Isolation of Phytochrome Mark as Favorite (1 Favorite)

LESSON PLAN in Interdisciplinary, History, Electromagnetic Spectrum, ACS National Historic Chemical Landmarks Program. Last updated August 31, 2022.


Summary

In this lesson, students will learn about plant cycles of development in relation to the electromagnetic spectrum through reading an article. There are a series of activities to help promote literacy in the science classroom related to the reading. This lesson could be easily used as plans for a substitute teacher, as most of the activities are self-guided.

Grade Level

High School

NGSS Alignment

This lesson will help prepare your students to meet the performance expectations in the following standards:

  • HS-PS3-2: Develop and use models to illustrate that energy at the macroscopic scale can be accounted for as a combination of energy associated with the motions of particles (objects) and energy associated with the relative position of particles (objects).
  • HS-PS4-3: Evaluate the claims, evidence, and reasoning behind the idea that electromagnetic radiation can be described either by a wave model or a particle model, and that for some situations one model is more useful than the other
  • Scientific and Engineering Practices:
    • Analyzing and Interpreting Data
    • Engaging in Argument from Evidence
    • Obtaining, Evaluating, and Communicating Information

Objectives

By the end of this lesson, students should be able to:

  • Understand how light can interact with matter to alter properties.
  • Realize different parts of the electromagnetic spectrum can interact with matter differently.

Chemistry Topics

This lesson supports students’ understanding of:

  • The Electromagnetic Spectrum
  • Wavelength
  • Visible Light
  • Infrared Light
  • History

Time

Teacher Preparation: 10 minutes
Lesson: Approximate times for students to complete each activity in the lesson:

  • Reading: 20 minutes
  • History Exercise: 20–25 minutes
  • Scientist Collaboration and Phytochrome: 10–15 minutes
  • The Electromagnetic Spectrum: 15–20 minutes
  • Phytochrome Predictions: 20–25 minutes

Materials

  • Reading document and any lessons that accompany it that you want to include.

Safety

  • No specific safety precautions need to be observed for this activity.

Teacher Notes

Background:

Lesson Overview:

The lesson includes multiple components as outlined individually below.
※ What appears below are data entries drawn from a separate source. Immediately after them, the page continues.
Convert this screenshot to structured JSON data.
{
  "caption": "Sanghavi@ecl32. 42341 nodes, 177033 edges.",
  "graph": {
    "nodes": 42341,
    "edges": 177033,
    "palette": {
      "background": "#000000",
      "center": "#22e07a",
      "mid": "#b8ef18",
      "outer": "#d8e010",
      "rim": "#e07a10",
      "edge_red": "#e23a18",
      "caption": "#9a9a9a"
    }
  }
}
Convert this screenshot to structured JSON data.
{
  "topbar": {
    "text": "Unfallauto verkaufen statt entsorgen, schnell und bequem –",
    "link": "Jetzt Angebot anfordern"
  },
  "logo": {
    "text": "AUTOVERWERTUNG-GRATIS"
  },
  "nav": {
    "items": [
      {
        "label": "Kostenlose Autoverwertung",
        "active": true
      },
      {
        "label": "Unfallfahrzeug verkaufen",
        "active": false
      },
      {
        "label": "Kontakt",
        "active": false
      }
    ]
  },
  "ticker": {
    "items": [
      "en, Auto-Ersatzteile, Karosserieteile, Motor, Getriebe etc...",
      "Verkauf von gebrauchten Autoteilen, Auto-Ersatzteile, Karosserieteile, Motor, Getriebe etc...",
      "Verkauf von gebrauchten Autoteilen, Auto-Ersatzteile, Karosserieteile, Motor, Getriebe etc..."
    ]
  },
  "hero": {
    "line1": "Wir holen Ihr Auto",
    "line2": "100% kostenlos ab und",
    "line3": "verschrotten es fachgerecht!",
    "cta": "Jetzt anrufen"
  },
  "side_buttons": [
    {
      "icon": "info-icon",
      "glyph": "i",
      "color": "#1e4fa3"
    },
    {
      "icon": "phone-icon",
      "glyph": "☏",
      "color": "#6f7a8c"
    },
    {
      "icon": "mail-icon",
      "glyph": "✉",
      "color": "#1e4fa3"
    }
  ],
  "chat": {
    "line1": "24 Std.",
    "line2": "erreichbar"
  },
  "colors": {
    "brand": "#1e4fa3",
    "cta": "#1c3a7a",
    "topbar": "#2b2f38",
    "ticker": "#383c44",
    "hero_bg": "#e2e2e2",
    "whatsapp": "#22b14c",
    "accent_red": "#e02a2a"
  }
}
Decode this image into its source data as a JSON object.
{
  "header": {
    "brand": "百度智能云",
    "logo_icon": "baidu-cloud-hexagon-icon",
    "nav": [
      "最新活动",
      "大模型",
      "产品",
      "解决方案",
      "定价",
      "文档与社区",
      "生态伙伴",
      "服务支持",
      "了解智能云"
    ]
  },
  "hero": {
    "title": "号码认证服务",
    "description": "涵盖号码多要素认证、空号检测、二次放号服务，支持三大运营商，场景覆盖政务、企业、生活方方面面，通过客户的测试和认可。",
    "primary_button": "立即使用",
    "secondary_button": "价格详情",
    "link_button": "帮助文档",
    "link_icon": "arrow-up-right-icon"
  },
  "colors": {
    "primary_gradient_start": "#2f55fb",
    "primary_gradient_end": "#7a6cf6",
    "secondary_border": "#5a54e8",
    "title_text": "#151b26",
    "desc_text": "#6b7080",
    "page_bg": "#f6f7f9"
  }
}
The Reading is essential for all of the activities. Teachers can choose to do one or all of the included activities. Student handouts and corresponding answer keys are provided for each item described below:

  • Introduction: Introduce the lesson with a few conversation starters. Ask students to list different colors that they have observed in plants and the part of the plant in which each was seen. For example, students may mention pink flower petals, green leaves and stems, purple skins of fruit, etc. Ask what is present in plants to produce the colors. Have students share their thoughts as to what purpose these colored compounds (pigments) might have in a plant other than to provide color.
  • Reading: Isolation of Phytochrome
  • Activity: History Exercise: Chronology of Phytochrome Research
    • Students chronologically order phytochrome research events. They then place phytochrome research in the context of other scientific or agricultural developments.  
  • Activity: Scientist Collaboration and Phytochrome
    • Students recognize that many researchers may contribute to a particular discovery or body of knowledge and that a combination of different areas of scientific expertise of researchers can benefit a project.
  • Activity: The Electromagnetic Spectrum
    • In this activity, students will identify areas of the electromagnetic spectrum and specific wavelengths associated with the action of phytochrome. Then they’ll interpret what is meant by a photo-reversible reaction.
  • Activity: Phytochrome Predictions
    • Students examine properties that were predicted for phytochrome even before the pigment was discovered and isolated. They will relate each predicted property to the researcher's observations that support it.